Troçkist siyaset teorisinde, deforme olmuş işçi devletleri, kapitalist sınıfın devrildiği, ekonominin büyük ölçüde devlete ait olduğu ve planlandığı devletlerdir, ancak iç demokrasi ya da endüstride işçi kontrolü yoktur. Deforme olmuş bir işçi devletinde işçi sınıfı, Rus Devrimi'nden kısa bir süre sonra Rusya'da olduğu gibi hiçbir zaman siyasi iktidarda bulunmadı. Bu devletler, siyasi ve ekonomik yapıları yukarıdan (veya dışarıdan) dayatıldığı ve devrimci işçi sınıfı örgütleri ezildiği için deforme olmuş olarak kabul edilir. Dejenere olmuş bir işçi devleti gibi, deforme olmuş bir işçi devletinin sosyalizme geçiş yapan bir devlet olduğu söylenemez.
Troçkistlerin çoğu bugün, deforme olmuş işçi devletleri olarak Küba, Çin Halk Cumhuriyeti, Kuzey Kore ve Vietnam gibi devletleri gösteriyor. Uluslararası İşçi Komitesi, kamulaştırılmış bir ekonomiye sahip oldukları zamanlardaki Suriye veya Myanmar gibi devletleri de örnek olarak sayıyor.
Deforme olmuş işçi devletleri kavramı, Sovyetler Birliği'nin Nazi Almanya'sını askeri olarak mağlup ettiği ve Doğu Avrupa'da uydu devletleri yarattığı II.Dünya Savaşı'ndan sonra Dördüncü Enternasyonal'in teorisyenleri tarafından geliştirildi. Lev Troçki'nin Sovyetler Birliği kavramını dejenere olmuş bir işçi devleti olarak ele alan Enternasyonal'in 1951 Üçüncü Dünya Kongresi, yeni rejimleri deforme olmuş işçi devletleri olarak tanımladı. Dördüncü Enternasyonal, kapitalist ülkelerde olduğu gibi sosyal bir devrimi savunmak yerine, Sovyetler Birliği'nde (bu deforme olmuş durumda) ve tampon devletlerde Stalinist bürokrasiyi devirmek için siyasi devrimi savundu.[1]

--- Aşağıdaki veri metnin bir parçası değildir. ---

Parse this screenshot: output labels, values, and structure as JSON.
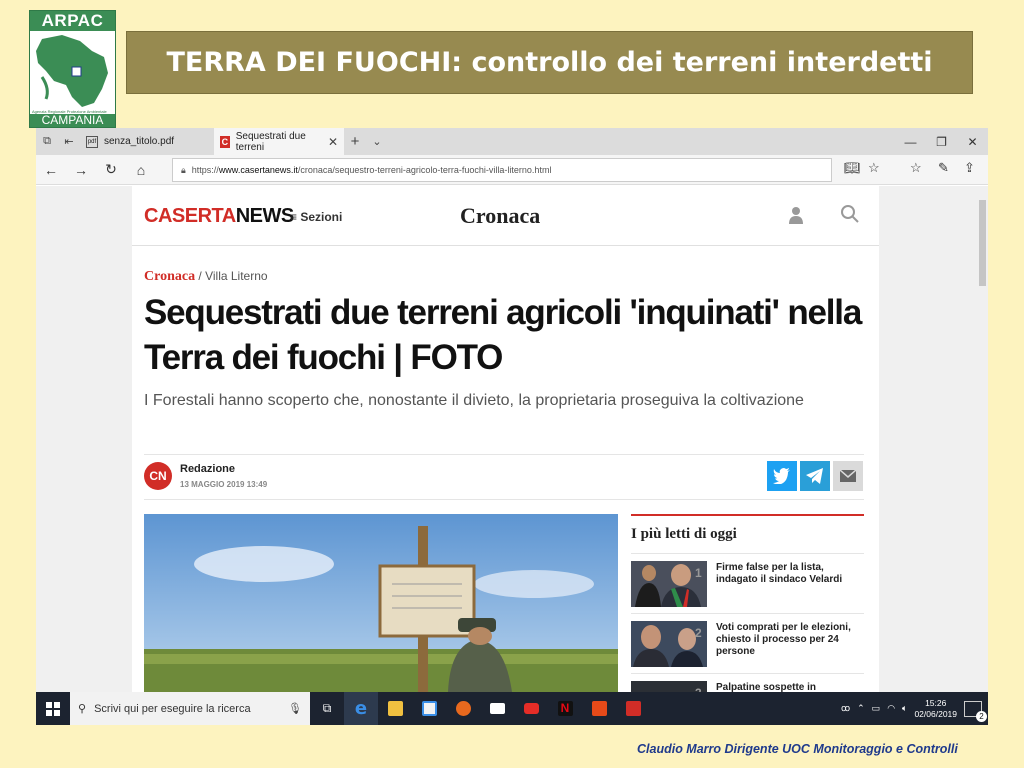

Bu yaklaşım, 1951-1965 yılları arasında yeniden birleştirilmiş Dördüncü Enternasyonal ve CWI gibi Dünya Kongrelerinde siyasi sürekliliklerini izleyen Troçkist akımlar tarafından savunulmuştur. Beşinci Enternasyonal Birliği,Doğu Avrupa devletleri dejenere olmuş işçi devletleriydi çünkü, "doğuştan dejenere" niceliksel deformasyonlara sahip olmaktan ziyade niteliksel olarak dejenere olmuşlardı. Bu nedenle siyasi bir devrime ihtiyaç duyuluyordu.
1948'den önce Sovyetler Birliği'ndeki Troçki ile farklılıklar üzerine Dördüncü Enternasyonal'den ayrılan Troçkist akımlar, bu yoruma katılmama eğilimindedir ve savaş sonrası Stalinist devletleri devlet kapitalisti veya bürokratik kolektivist olarak tanımlayan teorileri benimsemiştir.
Sosyalist Eylem gibi bazı Troçkist gruplar, Küba liderliği ile bazı anlaşmazlıkları olsa da, Küba'yı sağlıklı bir işçi devleti olarak görüyorlar. Özgürlük Sosyalist Partisi gibi diğerleri, Çin Halk Cumhuriyeti'nin deforme olmuş bir işçi devleti olarak görülmesi için kapitalist restorasyon yolunda çok ileri gittiğini söylüyor.